Предыдущая глава |
↓ Содержание ↓
↑ Свернуть ↑
|
Возвращаться домой засветло, тем более зимой, Штольману было очень непривычно. Не было ни тёмной, как колодец, подворотни, ни светящихся окон. Яков взбежал по лестнице и, к своему удивлению, обнаружил дверь в квартиру приоткрытой, а на лестничной площадке — детскую коляску, с большим трудом купленную для Платона полтора года назад с рук. Коляска, уже тогда видавшая виды, тем не менее была настоящим сокровищем, и оставлять её на лестнице без присмотра не следовало. Впрочем, скажи Яков такое маме, услышал бы в ответ, что у него просто профдеформация, а у них в подъезде воров нет.
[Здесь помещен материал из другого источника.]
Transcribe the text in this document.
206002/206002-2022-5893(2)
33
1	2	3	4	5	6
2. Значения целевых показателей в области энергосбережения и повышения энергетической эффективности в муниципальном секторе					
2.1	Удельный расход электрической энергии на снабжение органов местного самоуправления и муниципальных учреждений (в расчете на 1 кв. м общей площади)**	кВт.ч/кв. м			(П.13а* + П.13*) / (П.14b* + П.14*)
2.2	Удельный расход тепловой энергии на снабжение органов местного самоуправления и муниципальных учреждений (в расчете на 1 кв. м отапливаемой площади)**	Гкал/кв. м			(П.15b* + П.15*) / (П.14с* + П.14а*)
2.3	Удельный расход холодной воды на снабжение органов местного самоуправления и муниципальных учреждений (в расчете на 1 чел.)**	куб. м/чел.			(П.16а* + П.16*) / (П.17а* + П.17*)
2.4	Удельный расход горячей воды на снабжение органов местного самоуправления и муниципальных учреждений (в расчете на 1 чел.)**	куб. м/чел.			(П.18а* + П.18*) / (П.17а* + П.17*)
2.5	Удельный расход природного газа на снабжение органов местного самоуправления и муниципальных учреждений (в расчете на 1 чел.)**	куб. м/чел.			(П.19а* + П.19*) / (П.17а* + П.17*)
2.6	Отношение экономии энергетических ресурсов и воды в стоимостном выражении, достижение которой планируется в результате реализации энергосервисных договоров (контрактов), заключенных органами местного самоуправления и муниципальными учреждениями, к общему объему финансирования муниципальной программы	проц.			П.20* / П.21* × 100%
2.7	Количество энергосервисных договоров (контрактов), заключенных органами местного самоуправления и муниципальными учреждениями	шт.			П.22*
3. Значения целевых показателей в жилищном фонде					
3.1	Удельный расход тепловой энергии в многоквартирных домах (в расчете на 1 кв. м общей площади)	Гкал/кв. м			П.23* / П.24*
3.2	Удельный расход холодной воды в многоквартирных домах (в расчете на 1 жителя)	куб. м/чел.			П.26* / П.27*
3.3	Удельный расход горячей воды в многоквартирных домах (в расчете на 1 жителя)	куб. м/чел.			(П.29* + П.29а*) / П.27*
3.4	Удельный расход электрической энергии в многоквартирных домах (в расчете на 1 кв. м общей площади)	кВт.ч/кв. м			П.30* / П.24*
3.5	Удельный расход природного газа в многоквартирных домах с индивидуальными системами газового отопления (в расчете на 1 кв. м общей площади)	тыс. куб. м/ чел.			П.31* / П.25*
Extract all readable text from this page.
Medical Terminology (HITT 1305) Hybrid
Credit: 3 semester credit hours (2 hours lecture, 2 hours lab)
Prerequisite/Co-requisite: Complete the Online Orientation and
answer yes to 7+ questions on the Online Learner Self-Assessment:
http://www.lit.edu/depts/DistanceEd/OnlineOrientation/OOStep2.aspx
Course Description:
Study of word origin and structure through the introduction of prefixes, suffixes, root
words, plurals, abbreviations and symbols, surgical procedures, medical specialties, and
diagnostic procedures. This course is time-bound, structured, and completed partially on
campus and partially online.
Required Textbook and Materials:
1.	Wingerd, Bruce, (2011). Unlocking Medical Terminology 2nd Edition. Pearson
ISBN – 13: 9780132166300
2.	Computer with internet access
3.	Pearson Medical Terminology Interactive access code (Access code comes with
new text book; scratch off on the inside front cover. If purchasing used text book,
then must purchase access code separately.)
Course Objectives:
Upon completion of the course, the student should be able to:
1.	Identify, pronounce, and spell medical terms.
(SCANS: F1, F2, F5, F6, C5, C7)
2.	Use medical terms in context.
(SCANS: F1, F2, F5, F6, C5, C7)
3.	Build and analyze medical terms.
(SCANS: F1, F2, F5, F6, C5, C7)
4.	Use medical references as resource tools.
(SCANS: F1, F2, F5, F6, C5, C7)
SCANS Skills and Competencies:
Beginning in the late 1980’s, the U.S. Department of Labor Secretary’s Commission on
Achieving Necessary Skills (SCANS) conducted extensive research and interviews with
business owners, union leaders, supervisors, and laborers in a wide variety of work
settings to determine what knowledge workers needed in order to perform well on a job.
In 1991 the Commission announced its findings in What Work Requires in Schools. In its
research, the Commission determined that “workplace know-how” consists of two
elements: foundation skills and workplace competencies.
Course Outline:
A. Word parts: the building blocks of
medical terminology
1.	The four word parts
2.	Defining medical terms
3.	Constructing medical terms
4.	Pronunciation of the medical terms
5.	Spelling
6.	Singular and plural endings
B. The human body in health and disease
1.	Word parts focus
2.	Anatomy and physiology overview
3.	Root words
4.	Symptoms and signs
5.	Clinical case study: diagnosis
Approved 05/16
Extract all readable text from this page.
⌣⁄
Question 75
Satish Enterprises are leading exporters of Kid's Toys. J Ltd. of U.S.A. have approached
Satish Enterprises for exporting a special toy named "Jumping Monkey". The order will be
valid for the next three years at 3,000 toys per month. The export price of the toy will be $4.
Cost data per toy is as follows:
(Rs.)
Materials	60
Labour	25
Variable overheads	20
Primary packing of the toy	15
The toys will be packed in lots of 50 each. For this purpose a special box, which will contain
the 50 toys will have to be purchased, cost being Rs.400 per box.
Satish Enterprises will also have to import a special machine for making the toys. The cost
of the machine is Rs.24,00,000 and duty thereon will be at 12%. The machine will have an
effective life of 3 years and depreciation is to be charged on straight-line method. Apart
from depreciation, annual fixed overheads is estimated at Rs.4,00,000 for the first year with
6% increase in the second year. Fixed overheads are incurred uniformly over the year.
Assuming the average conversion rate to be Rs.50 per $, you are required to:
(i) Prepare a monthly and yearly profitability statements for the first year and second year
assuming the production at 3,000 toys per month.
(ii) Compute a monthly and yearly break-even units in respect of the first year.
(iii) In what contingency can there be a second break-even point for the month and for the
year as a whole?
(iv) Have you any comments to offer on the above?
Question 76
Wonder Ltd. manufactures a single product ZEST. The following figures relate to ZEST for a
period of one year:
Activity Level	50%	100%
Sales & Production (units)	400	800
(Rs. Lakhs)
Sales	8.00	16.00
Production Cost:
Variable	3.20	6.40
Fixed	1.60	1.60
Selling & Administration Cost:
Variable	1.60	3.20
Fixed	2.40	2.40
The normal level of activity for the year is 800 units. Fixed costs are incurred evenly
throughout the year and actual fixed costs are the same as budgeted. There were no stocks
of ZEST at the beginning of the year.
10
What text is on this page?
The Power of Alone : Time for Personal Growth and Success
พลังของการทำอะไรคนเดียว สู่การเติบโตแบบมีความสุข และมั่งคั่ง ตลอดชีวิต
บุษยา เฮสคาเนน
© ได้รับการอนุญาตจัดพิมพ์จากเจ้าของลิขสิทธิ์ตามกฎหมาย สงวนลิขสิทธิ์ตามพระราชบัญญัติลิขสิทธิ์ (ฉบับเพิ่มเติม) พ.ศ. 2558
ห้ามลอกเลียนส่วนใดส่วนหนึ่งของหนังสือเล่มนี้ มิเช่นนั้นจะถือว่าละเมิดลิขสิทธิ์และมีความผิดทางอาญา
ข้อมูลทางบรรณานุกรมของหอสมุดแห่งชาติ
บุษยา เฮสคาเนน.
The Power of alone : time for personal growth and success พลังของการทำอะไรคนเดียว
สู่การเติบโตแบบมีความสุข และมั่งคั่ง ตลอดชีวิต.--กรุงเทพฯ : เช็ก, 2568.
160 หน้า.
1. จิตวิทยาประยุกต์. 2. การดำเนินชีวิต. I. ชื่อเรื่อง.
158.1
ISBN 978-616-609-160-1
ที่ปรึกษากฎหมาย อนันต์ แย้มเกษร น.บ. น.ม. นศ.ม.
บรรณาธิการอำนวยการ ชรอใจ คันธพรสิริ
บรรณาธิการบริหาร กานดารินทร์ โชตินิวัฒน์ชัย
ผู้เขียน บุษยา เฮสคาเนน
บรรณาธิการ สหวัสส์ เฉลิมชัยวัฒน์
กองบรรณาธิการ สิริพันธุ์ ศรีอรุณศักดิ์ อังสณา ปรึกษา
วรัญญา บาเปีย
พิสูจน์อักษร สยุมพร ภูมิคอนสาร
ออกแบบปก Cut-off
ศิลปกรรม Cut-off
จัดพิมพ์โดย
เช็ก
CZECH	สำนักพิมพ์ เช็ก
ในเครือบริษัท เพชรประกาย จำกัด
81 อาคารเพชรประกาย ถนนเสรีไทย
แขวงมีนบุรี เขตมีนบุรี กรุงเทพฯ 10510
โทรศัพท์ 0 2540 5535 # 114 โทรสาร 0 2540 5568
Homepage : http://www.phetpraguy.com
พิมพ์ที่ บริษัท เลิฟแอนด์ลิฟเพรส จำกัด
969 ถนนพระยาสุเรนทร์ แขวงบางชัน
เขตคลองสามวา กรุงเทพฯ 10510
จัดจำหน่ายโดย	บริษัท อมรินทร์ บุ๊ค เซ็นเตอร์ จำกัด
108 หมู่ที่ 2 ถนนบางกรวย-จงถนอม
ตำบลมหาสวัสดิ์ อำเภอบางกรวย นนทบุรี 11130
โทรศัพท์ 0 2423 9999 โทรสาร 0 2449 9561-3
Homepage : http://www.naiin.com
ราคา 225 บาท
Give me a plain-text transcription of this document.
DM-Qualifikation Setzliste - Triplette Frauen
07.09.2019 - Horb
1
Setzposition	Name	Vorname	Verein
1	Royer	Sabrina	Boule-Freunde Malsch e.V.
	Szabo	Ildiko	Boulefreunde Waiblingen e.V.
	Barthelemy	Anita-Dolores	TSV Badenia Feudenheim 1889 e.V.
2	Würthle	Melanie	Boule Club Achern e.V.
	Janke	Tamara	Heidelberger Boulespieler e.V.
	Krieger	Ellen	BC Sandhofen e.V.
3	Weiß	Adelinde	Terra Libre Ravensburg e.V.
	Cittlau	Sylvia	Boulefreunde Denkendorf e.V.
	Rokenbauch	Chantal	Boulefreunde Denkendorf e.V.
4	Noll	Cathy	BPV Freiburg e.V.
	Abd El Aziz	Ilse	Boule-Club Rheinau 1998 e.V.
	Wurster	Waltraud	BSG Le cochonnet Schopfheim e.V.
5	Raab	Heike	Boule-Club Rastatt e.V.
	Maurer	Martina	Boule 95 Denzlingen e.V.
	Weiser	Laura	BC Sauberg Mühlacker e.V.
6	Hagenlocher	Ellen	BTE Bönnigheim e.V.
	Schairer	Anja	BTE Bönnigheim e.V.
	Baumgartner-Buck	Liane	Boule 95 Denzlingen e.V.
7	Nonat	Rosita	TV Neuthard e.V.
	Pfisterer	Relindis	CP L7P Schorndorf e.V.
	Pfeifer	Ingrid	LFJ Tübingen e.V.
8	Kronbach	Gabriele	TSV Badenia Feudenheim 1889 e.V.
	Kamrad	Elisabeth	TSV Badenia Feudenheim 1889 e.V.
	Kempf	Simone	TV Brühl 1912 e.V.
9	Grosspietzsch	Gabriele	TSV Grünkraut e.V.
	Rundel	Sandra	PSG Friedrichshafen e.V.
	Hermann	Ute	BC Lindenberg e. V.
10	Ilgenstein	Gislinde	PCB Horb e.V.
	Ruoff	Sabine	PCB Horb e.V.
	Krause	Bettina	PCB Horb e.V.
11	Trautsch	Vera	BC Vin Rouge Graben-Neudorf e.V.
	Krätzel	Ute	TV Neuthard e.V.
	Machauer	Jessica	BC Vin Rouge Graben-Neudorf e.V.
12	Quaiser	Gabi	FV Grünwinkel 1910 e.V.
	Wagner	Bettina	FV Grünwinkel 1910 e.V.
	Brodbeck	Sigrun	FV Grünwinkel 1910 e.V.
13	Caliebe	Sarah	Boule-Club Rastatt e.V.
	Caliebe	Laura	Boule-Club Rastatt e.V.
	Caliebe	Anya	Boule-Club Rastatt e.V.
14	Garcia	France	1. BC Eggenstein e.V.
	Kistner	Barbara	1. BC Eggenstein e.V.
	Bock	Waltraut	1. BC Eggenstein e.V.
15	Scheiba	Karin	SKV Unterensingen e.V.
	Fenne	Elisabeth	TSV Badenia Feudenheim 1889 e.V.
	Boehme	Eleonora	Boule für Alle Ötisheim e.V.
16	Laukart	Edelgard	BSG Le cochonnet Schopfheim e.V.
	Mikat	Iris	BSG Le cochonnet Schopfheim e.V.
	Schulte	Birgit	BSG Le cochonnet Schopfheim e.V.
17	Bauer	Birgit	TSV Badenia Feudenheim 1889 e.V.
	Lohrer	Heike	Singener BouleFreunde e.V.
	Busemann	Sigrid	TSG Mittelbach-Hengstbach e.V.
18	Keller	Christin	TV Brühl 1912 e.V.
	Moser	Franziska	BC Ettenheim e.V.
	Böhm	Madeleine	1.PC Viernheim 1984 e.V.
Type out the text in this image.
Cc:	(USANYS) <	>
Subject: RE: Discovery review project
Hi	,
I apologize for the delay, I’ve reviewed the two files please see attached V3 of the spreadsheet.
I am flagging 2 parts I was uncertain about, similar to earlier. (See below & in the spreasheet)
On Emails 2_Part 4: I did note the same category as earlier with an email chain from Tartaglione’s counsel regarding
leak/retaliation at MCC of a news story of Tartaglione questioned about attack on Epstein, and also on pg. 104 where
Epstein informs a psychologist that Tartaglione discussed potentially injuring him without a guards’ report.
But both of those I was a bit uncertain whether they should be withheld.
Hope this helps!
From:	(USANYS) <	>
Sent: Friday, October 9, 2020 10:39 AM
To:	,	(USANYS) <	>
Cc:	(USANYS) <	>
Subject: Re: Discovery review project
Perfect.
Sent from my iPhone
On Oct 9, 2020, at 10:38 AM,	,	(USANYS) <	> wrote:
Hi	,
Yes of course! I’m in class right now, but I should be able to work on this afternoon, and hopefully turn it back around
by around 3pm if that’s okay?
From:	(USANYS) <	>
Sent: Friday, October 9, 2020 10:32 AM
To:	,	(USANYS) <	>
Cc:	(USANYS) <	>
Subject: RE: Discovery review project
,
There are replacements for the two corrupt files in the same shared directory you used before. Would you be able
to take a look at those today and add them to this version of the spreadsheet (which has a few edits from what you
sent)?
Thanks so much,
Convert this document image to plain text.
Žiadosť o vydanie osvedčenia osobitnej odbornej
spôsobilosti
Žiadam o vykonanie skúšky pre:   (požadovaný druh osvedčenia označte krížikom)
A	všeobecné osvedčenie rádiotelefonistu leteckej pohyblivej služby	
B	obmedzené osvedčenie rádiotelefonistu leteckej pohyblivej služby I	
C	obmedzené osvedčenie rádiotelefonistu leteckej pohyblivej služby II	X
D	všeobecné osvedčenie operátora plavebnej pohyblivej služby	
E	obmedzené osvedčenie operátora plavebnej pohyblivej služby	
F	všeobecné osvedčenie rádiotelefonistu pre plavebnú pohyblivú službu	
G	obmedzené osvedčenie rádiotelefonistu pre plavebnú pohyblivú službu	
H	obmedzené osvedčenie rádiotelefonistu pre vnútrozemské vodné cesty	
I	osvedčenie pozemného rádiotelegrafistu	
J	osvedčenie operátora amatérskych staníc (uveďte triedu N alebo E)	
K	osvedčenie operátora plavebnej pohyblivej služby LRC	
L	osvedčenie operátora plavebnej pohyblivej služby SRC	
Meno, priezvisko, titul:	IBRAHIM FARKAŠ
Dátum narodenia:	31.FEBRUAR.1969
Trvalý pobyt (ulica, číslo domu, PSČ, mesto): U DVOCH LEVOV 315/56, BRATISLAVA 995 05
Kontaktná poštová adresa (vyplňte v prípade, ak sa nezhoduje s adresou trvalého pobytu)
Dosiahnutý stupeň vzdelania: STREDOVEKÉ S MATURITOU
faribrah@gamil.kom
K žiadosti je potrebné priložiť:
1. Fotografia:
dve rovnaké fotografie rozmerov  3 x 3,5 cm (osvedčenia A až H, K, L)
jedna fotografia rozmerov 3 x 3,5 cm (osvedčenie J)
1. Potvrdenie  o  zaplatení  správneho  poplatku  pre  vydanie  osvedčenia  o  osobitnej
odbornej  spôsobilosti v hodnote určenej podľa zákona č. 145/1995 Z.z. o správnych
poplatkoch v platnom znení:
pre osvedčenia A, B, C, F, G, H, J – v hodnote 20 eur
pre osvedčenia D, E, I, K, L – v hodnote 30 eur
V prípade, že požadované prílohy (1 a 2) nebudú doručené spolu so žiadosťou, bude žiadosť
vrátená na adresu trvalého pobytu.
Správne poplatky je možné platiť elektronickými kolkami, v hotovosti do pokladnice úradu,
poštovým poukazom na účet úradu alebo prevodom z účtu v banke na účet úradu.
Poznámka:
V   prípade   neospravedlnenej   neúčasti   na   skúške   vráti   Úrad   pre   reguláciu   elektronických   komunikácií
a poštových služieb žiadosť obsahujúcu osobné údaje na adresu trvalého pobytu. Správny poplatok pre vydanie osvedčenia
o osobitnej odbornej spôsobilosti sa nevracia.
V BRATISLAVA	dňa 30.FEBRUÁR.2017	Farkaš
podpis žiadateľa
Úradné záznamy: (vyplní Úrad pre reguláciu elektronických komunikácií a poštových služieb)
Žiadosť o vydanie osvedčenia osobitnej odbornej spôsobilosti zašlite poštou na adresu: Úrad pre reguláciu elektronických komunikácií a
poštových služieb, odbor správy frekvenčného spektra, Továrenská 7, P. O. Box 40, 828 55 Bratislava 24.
Из квартиры пахло жареной картошкой и почему-то подгоревшим молоком, видимо, дверь открыли ещё и для проветривания. Штольман потоптался на лестнице, отряхивая ботинки, и в этот момент до него из квартиры донёсся мамин голос и заливистый детский смех. Он прислушался, надеясь услышать и Асю, но увы. Яков тихо вошёл, снял шинель и форменную шапку и заглянул на кухню. Платон, сидя в своём стульчике, радостно отмахивался от атаковавшей его с разных сторон ложки. Впрочем, ложка была пуста, как и тарелка на столе перед сыном — похоже, Штольман застал самый конец кормления.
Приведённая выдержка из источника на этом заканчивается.